Хорошее, короткое, английское. И, кажется, именно так меня и звали. Джейн.

Обретя имя, она почувствовала себя уверенней. Теперь она совсем человек, а не безымянное потерянное создание, жертва беспамятного изгнания… Ну вот, опять.

– Не отвлекайся, – приказала Джейн и послушалась. Эй, а у нее получается приказывать. – Это ложные следы, они никуда не ведут. Давай посмотрим, что можно сделать.

Из кустов выскочил Тоби. В зубах он тащил тушку зайца.

– Серьезно? – сказала она. – Я же не умею! Его же надо освежевать, выпотрошить, начинить ароматными травами и все такое…

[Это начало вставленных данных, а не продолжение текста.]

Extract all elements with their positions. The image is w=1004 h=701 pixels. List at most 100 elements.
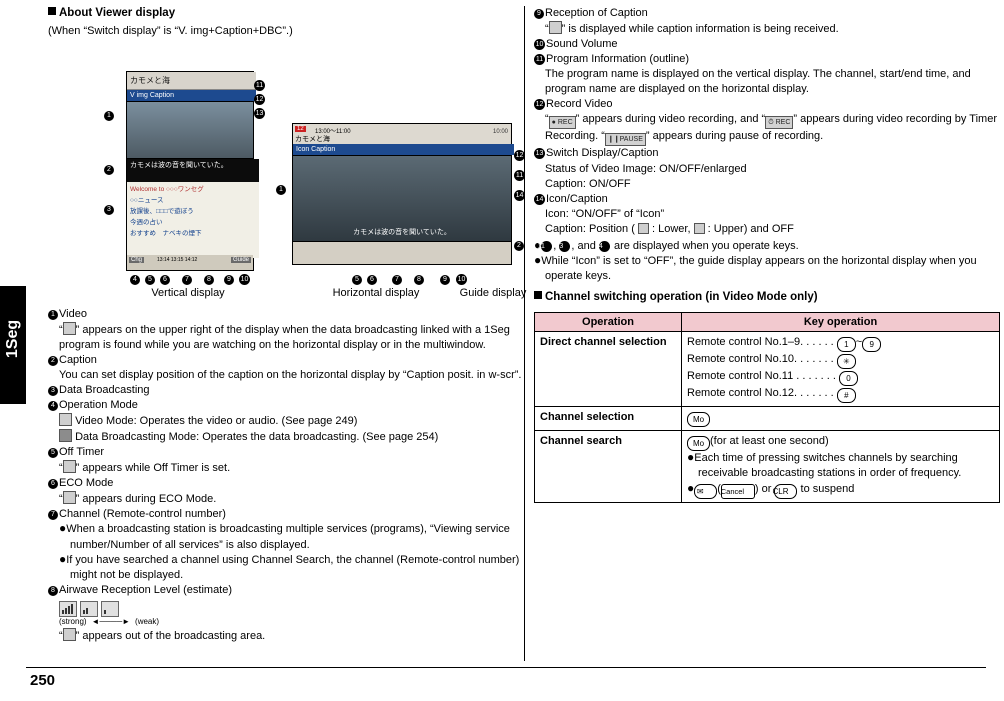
dbc-mode-icon bbox=[59, 429, 72, 443]
guide-display-caption: Guide display bbox=[459, 286, 527, 299]
item-2-text: You can set display position of the capt… bbox=[59, 368, 522, 381]
right-heading: Channel switching operation (in Video Mo… bbox=[534, 290, 1004, 306]
dbc-line-3: 放課後、□□□で遊ぼう bbox=[130, 207, 194, 215]
marker-7-h: 7 bbox=[392, 273, 403, 285]
left-heading: About Viewer display bbox=[48, 6, 522, 22]
page-number: 250 bbox=[30, 672, 56, 689]
search-bullet-1: ●Each time of pressing switches channels… bbox=[687, 449, 962, 480]
key-multi-cursor: Mo bbox=[687, 411, 710, 427]
caption-reception-icon bbox=[548, 21, 562, 35]
item-1-text: “” appears on the upper right of the dis… bbox=[59, 321, 510, 351]
left-column: About Viewer display (When “Switch displ… bbox=[48, 6, 526, 644]
marker-7: 7 bbox=[182, 273, 193, 285]
horizontal-display-mock: 12 13:00～11:00 カモメと海 10:00 Icon Caption … bbox=[292, 122, 514, 265]
item-14-line-1: Icon: “ON/OFF” of “Icon” bbox=[545, 207, 665, 220]
item-14-title: 14 Icon/Caption bbox=[534, 192, 608, 205]
key-hash: # bbox=[836, 387, 856, 403]
item-10-title: 10 Sound Volume bbox=[534, 38, 618, 51]
item-1-title: 1 Video bbox=[48, 307, 522, 322]
caption-upper-icon bbox=[693, 222, 705, 234]
marker-1-horizontal: 1 bbox=[276, 183, 287, 195]
item-5-text: “” appears while Off Timer is set. bbox=[59, 460, 231, 475]
vertical-video-area bbox=[127, 101, 253, 158]
column-divider bbox=[524, 6, 525, 661]
horizontal-program-title: カモメと海 bbox=[295, 135, 330, 143]
row-direct-channel-label: Direct channel selection bbox=[534, 330, 682, 407]
out-of-area-icon bbox=[62, 627, 76, 641]
vertical-title-bar: カモメと海 bbox=[127, 71, 256, 90]
viewer-display-figure: カモメと海 V img Caption カモメは波の音を聞いていた。 Welco… bbox=[48, 43, 526, 301]
direct-line-1: Remote control No.1–9. . . . . . 1 ~9 bbox=[687, 335, 994, 352]
section-tab: 1Seg bbox=[0, 286, 26, 404]
key-0: 0 bbox=[839, 370, 859, 386]
signal-strong-icon bbox=[59, 600, 77, 617]
table-header-key-operation: Key operation bbox=[681, 311, 1000, 332]
key-multi-cursor: Mo bbox=[687, 435, 710, 451]
manual-page: 1Seg 250 About Viewer display (When “Swi… bbox=[0, 0, 1004, 701]
rec-pause-icon: ❙❙PAUSE bbox=[604, 133, 646, 147]
vertical-display-caption: Vertical display bbox=[151, 286, 225, 299]
table-row: Channel selection Mo bbox=[534, 405, 1000, 431]
item-12-title: 12 Record Video bbox=[534, 98, 613, 111]
key-1: 1 bbox=[836, 336, 856, 352]
search-line-1: Mo (for at least one second) bbox=[687, 434, 994, 451]
item-8-title: 8 Airwave Reception Level (estimate) bbox=[48, 583, 522, 598]
direct-line-2: Remote control No.10. . . . . . . ✳ bbox=[687, 352, 994, 369]
marker-11-h: 11 bbox=[514, 169, 525, 181]
marker-13: 13 bbox=[254, 107, 265, 119]
item-4-line-1: Video Mode: Operates the video or audio.… bbox=[48, 413, 522, 429]
horizontal-display-caption: Horizontal display bbox=[332, 286, 420, 299]
direct-line-3: Remote control No.11 . . . . . . . 0 bbox=[687, 369, 994, 386]
row-channel-search-keys: Mo (for at least one second) ●Each time o… bbox=[681, 429, 1000, 504]
marker-6: 6 bbox=[160, 273, 171, 285]
item-13-line-1: Status of Video Image: ON/OFF/enlarged bbox=[545, 162, 747, 175]
footer-rule bbox=[26, 667, 986, 668]
marker-5-h: 5 bbox=[352, 273, 363, 285]
dbc-line-1: Welcome to ○○○ワンセグ bbox=[130, 185, 204, 193]
timer-rec-icon: ⏱ REC bbox=[765, 116, 794, 130]
item-11-text: The program name is displayed on the ver… bbox=[545, 68, 971, 96]
dbc-line-2: ○○ニュース bbox=[130, 196, 164, 204]
item-13-line-2: Caption: ON/OFF bbox=[545, 177, 631, 190]
status-icons: 13:14 13:15 14:12 bbox=[157, 256, 198, 263]
square-bullet-icon bbox=[534, 291, 542, 299]
dbc-linked-icon bbox=[62, 321, 76, 335]
item-8-text: “” appears out of the broadcasting area. bbox=[59, 627, 266, 642]
item-9-title: 9 Reception of Caption bbox=[534, 6, 1004, 21]
item-5-title: 5 Off Timer bbox=[48, 445, 522, 460]
key-clr: CLR bbox=[772, 484, 798, 500]
off-timer-icon bbox=[62, 460, 76, 474]
marker-14-h: 14 bbox=[514, 189, 525, 201]
table-row: Direct channel selection Remote control … bbox=[534, 330, 1000, 407]
item-4-line-2: Data Broadcasting Mode: Operates the dat… bbox=[48, 429, 522, 445]
marker-6-h: 6 bbox=[367, 273, 378, 285]
row-channel-search-label: Channel search bbox=[534, 429, 682, 504]
vertical-mode-bar: V img Caption bbox=[127, 89, 256, 101]
caption-lower-icon bbox=[637, 222, 649, 234]
direct-line-4: Remote control No.12. . . . . . . # bbox=[687, 386, 994, 403]
marker-3-vertical: 3 bbox=[104, 203, 115, 215]
marker-2-vertical: 2 bbox=[104, 163, 115, 175]
signal-weak-icon bbox=[101, 600, 120, 617]
marker-12-h: 12 bbox=[514, 149, 525, 161]
marker-2-horizontal: 2 bbox=[514, 239, 525, 251]
marker-12: 12 bbox=[254, 93, 265, 105]
marker-8: 8 bbox=[204, 273, 215, 285]
note-1: ●11, 13, and 14 are displayed when you o… bbox=[534, 239, 1004, 254]
row-direct-channel-keys: Remote control No.1–9. . . . . . 1 ~9 Rem… bbox=[681, 330, 1000, 407]
item-4-title: 4 Operation Mode bbox=[48, 398, 522, 413]
item-8-signal-labels: (strong) ◄────► (weak) bbox=[59, 616, 160, 626]
eco-mode-icon bbox=[62, 491, 76, 505]
section-tab-label: 1Seg bbox=[4, 319, 21, 359]
dbc-line-5: おすすめ ナベキの煙下 bbox=[130, 229, 202, 237]
marker-10-h: 10 bbox=[456, 273, 467, 285]
item-6-text: “” appears during ECO Mode. bbox=[59, 491, 217, 506]
item-13-title: 13 Switch Display/Caption bbox=[534, 147, 659, 160]
horizontal-video-area: カモメは波の音を聞いていた。 bbox=[293, 155, 511, 241]
key-9: 9 bbox=[862, 336, 882, 352]
marker-10: 10 bbox=[239, 273, 250, 285]
vertical-dbc-area: Welcome to ○○○ワンセグ ○○ニュース 放課後、□□□で遊ぼう 今週… bbox=[127, 181, 259, 258]
item-9-text: “” is displayed while caption informatio… bbox=[545, 21, 839, 36]
item-2-title: 2 Caption bbox=[48, 353, 522, 368]
note-2: ●While “Icon” is set to “OFF”, the guide… bbox=[534, 252, 977, 282]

…Тушка над костром пахла так, что Джейн приползла бы сюда с другого конца леса без ног. Капли жира шипели на углях, рождали быстротечные синие цветы пламени. Она срезала поджаренную корочку и торопливо сжевала. Оказывается, потрошить дичь она умеет. Одаренный пациент сбежал из психушки.

– Спасибо, Тоби, – с чувством сказала она, когда от зайца осталось полтушки. – Хочешь?

Зверь раздраженно ударил длинным хвостом по бокам, прожег ее взглядом и одним прыжком скрылся в сумерках.

Джейн пожала плечами, прилегла на пенку, накрылась спальником. Накатывала вечерняя прохлада, проклевывались первые звезды.

Красивый летний вечер, как бы ей хотелось разделить его с кем-нибудь! Хотя бы с тем парнем…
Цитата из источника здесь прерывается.